Computer printers aren't really too expensive anymore. But those ink cartridges can add up fast!
Universal Inkjet Refill promises to work on any brand printer, and save you lots of money.
Is it worth $20? Or is it too messy to mess with?
The Universal Inkjet Refill kit comes with detailed instructions on how to go about refilling cartridges on any brand printer. And I need those instructions! Computer hardware is not my forte, so this will test how user-friendly the product is, as well as its performance.
We start by prying-off the top of the empty ink cartridge. It feels like I break it! But it matches the picture in the pamphlet. Now we have to prepare the cartridge for refilling, using the eyelet screw to drill the refill hole bigger.

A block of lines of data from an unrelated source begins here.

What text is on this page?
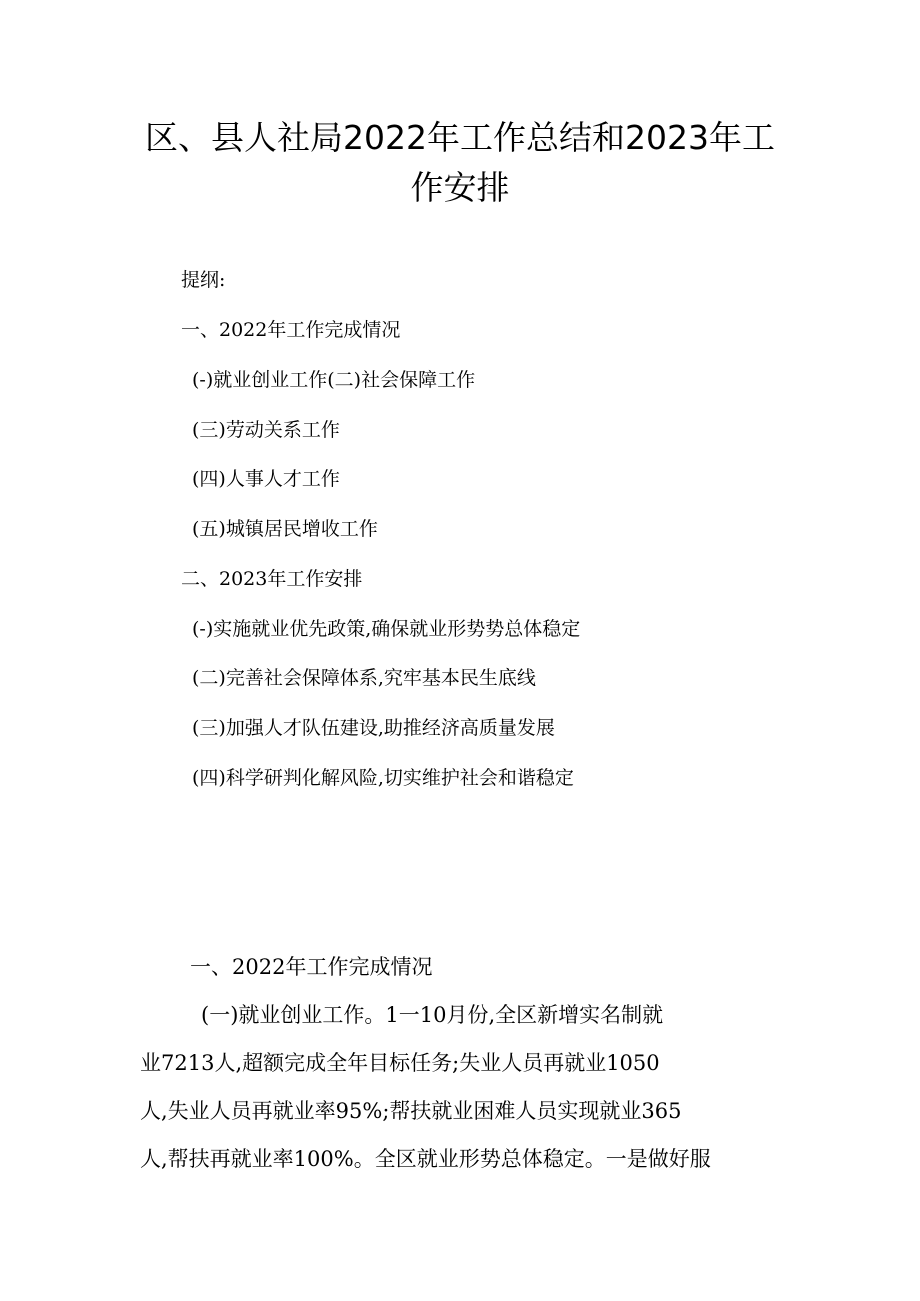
区、县人社局2022年工作总结和2023年工
作安排
提纲:
一、2022年工作完成情况
(-)就业创业工作(二)社会保障工作
(三)劳动关系工作
(四)人事人才工作
(五)城镇居民增收工作
二、2023年工作安排
(-)实施就业优先政策,确保就业形势势总体稳定
(二)完善社会保障体系,究牢基本民生底线
(三)加强人才队伍建设,助推经济高质量发展
(四)科学研判化解风险,切实维护社会和谐稳定
一、2022年工作完成情况
(一)就业创业工作。1一10月份,全区新增实名制就
业7213人,超额完成全年目标任务;失业人员再就业1050
人,失业人员再就业率95%;帮扶就业困难人员实现就业365
人,帮扶再就业率100%。全区就业形势总体稳定。一是做好服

Now we're ready to work with the ink. And simply taking the cap off shows why directions clearly warn you to stand back! I quickly have black stains on my fingertips. So my first tip, wear tight-fitting gloves before you even begin opening the bottle of ink!
We fill the syringe to the proper level for our brand of printer, and start injecting it into the empty cartridge. Directions warn that some ink may overflow from the filling and outlet holes when full. I think this is when you want to stand back! We go slow, and only one little drop squeezes out of the top. But it comes out faster from below!

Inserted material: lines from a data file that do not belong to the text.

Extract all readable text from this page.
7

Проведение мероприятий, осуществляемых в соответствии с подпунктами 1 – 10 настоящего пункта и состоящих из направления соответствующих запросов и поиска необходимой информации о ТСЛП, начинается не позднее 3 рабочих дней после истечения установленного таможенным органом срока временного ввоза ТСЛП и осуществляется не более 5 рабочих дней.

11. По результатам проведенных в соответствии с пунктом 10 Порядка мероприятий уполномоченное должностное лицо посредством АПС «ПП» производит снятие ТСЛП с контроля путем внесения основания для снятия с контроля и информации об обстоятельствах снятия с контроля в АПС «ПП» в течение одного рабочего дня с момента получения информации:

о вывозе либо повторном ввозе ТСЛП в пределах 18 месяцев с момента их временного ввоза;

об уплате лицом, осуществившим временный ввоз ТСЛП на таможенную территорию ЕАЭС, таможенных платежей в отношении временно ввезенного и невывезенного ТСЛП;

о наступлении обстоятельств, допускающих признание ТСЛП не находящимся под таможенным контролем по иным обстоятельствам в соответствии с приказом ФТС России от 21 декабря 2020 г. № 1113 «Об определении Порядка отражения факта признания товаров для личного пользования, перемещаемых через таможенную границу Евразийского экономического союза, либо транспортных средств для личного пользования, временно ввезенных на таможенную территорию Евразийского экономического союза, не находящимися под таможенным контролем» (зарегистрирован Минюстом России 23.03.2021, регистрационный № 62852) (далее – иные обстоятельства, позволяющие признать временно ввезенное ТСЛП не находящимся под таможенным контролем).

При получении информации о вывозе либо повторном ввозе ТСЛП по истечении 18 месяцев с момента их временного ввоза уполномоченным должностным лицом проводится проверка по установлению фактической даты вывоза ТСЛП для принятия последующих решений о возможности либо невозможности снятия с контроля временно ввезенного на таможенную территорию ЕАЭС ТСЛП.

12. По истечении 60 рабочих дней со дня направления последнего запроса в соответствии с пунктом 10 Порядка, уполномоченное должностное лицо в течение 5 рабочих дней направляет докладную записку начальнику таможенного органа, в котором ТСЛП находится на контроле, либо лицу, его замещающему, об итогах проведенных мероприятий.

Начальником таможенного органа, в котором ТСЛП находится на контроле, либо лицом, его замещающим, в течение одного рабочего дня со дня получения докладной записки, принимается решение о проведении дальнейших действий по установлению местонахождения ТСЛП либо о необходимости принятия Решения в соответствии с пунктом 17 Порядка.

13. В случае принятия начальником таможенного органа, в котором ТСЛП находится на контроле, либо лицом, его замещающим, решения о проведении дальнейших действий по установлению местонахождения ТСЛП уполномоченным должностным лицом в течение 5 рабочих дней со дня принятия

It says you can set the cartridge upright on a paper towel for up to a couple of minutes, just to catch the dripping from the bottom. But don't do it longer than two minutes or you might end up siphoning ink back out! If it doesn't stop dripping, do not install it into your printer.
Our cartridge stops dripping after just a few seconds. So we take the store-bought cartridge out of the printer, and replace it with the one we just refilled. Then I run ten copies of a news story, to give the printer time to show any problems it may have. We compare copies using the refilled cartridge, to copies using a factory-filled cartridge.

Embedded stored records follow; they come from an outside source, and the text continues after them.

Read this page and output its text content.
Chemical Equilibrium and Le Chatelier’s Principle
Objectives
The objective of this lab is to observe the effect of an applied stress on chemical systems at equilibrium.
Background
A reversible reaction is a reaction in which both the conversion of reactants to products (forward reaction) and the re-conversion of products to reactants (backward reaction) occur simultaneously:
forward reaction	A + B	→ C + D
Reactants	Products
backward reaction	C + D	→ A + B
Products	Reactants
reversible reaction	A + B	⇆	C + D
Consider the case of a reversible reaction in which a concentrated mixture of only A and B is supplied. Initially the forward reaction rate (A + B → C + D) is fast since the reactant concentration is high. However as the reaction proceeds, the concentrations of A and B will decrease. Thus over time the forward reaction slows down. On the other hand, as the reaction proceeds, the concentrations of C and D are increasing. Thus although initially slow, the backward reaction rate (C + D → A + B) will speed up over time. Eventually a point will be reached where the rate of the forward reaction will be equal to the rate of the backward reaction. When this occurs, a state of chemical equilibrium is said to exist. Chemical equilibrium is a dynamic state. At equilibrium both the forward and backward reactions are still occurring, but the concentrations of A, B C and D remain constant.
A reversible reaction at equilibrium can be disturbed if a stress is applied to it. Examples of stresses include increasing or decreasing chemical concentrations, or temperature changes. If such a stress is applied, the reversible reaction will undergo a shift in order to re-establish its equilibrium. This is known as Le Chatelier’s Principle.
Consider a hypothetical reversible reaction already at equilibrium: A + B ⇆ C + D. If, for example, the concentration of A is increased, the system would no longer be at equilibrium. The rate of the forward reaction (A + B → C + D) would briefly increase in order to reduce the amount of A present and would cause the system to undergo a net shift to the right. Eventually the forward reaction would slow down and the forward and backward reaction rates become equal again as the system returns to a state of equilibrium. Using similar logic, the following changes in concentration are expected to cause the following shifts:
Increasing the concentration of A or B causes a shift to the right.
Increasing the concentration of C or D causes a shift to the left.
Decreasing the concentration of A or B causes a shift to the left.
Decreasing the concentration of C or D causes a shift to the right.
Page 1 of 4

All ten of the store-bought cartridge copies are clear. But two of the ten refilled cartridge pages have a few missed spots. There're not too bad. You can still read it. But i wouldn't print anything of importance with it.
We only tested one Cannon printer. And I've heard first-hand stories of refilled ink-wells coming apart in the printer, clogging things up and creating a big mess. And a warning to check your warranty! Many companies say non-standardized parts void protection. So if it does cause problems, you may be out of luck, and out of more money than store-bought cartridges cost you.